Advertisement

In Addition to Spark, Huffington Brings Attention to ‘Legalized Bribery’

Share

Sacramento--Call her a pest, a pain, a self-promoter.

Point out she has absolutely no chance of being elected governor Oct. 7.

“Right,” she agrees.

But Arianna Huffington’s candidacy has plenty of redeeming value.

Start with the fact she’s entertaining. The syndicated columnist and author of nine books has added spark and spice to the debates, holding the front-runners’ feet to the fire when moderators have refused. She doesn’t pull punches and makes watching worthwhile.

Huffington, 53, may be annoying, but she’s articulate.

Most important, she’s articulating and accentuating an issue most candidates don’t dare touch: the corrupting influence of California’s political contribution system and the need for public financing of campaigns.

Viewers and party partisans may wince when she accuses another candidate -- Lt. Gov. Cruz Bustamante, for example -- of “legalized bribery” for accepting barrels of money from special interests, like Indian casinos. But that’s the most honest, cut-the-baloney description of it.

Advertisement

You’ve got to be very naive not to recognize the relationship between special interest donations and a governor’s bill signings and political appointments, or a legislator’s votes.

Sen. John Vasconcellos (D-Santa Clara), the Legislature’s most senior member, put it this way recently in an essay titled “Dean’s Reflections:”

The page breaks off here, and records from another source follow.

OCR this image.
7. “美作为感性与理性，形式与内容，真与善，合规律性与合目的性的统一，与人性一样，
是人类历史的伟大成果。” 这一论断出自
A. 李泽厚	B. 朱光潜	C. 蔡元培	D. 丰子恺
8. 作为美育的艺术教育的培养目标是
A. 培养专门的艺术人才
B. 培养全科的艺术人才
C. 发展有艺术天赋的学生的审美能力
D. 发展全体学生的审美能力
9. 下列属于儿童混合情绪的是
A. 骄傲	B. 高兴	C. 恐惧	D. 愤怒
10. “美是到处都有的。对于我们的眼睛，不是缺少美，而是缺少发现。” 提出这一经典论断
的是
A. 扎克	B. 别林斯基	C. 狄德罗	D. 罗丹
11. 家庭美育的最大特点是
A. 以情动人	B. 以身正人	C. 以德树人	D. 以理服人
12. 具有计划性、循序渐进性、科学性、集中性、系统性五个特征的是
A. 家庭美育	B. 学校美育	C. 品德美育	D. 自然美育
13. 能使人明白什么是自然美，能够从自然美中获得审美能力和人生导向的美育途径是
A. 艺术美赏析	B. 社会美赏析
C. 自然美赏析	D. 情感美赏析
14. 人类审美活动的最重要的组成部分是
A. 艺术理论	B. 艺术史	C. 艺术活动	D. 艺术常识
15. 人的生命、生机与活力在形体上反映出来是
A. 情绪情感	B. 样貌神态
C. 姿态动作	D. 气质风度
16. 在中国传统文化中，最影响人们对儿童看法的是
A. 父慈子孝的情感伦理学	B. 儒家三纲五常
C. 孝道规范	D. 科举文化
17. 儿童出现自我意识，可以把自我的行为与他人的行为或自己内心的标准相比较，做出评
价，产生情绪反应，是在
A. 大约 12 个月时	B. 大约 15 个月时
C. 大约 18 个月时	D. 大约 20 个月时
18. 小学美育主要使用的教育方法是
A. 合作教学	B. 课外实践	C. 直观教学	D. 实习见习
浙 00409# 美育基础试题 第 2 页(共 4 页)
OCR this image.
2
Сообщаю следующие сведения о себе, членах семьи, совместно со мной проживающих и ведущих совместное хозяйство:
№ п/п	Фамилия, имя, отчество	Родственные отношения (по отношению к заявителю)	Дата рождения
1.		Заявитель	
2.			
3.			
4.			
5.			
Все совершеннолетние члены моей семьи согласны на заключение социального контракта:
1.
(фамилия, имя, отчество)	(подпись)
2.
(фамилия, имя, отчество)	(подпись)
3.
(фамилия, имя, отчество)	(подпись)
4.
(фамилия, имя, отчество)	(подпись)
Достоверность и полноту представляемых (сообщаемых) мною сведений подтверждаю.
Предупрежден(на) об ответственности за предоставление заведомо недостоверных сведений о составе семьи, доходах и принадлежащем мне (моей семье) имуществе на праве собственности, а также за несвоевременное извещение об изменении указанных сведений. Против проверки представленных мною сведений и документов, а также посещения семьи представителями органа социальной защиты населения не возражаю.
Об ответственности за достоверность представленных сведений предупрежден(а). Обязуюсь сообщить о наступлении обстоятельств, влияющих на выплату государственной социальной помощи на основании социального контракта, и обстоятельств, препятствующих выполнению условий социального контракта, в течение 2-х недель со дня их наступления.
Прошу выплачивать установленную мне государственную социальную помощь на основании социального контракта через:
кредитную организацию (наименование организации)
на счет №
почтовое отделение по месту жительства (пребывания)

“The dependency of contemporary campaigns on massive fund-raising has utterly distorted the political process, pulling candidates away from their mass base to the special interests....

“That money does not always come free, without expectation and/or obligation.... It is more and more the special interests, rather than the public interest, that is driving the course of legislation -- amounting increasingly to a government of the dollars, for the dollars and by the dollars.”

Vasconcellos is drafting a soup-to-nuts constitutional amendment to reform government and politics. He’ll include public financing of campaigns. Unless voters change the system, he says, it doesn’t matter much whom they elect.

Huffington, running as an independent, last week filed a ballot initiative to create a voluntary public financing system and to significantly tighten restrictions on private donations.

Advertisement

“When you’re wondering why we don’t have common sense policies,” she says, “follow the money.”

Of course, following the money also leads to another troubling problem: the increasing difficulty for anybody but the very rich to run for high office.

It’s not a coincidence that the candidates who get tagged as “sleazy” -- Gov. Gray Davis, Bustamante -- tend to be politicians of relatively modest means who must grub for bucks among the special interests. The super rich -- Arnold Schwarzenegger, Bill Simon Jr., Peter V. Ueberroth -- can keep their hands clean by spending their own millions.

Schwarzenegger is hypocritical, however. He writes his own seven-figure checks while also reaching into the pockets of developers and business execs, denying that they’re “special interests.” In a convoluted explanation, the actor tries to distinguish between special interests like Indian casinos and labor unions that negotiate with a governor, and powerful interests like builders and CEOs who seek regulatory and tax break bills from a governor.

“A distinction without a difference,” notes Huffington.

Anyway, have we reached the point where we’re satisfied with a system that allows only hat-in-hand panderers and the mega-rich to run for office?

Huffington’s ex-husband, Michael Huffington, spent his own millions to get elected to Congress in Santa Barbara, then forked out $30 million to nearly win a U.S. Senate seat in 1994. Arianna Huffington then was a Gingrich Republican.

Advertisement

“A lot of my populist ideas were forged in the crucible of the ’94 campaign,” she says. “I saw the difference money made in determining who was a viable candidate.”

Huffington’s plan -- modeled after a successful “clean money” system adopted by voters in conservative Arizona -- would provide $6 million in public funds for a gubernatorial candidate in a primary and another $10 million in the fall, if the contenders agreed to these spending limits. By comparison, Davis spent $70 million-plus getting reelected last year.

Candidates could reject the money and limits, but caps on private donations would be lowered to $2,000, from the current $21,200.

There’d be much smaller public allotments and spending limits for legislative races -- $300,000 for a fall Senate race, for example.

The system would be financed by a new tax on oil production. Just watch that special interest go to work on this idea.

There’s nothing anybody -- except the Supreme Court -- can do about rich people spending their own money to get elected.

Advertisement

But the rest of us can make a solid investment by buying the other candidates our- selves while making a more level playing field. And thank you, Arianna, for pestering people about it.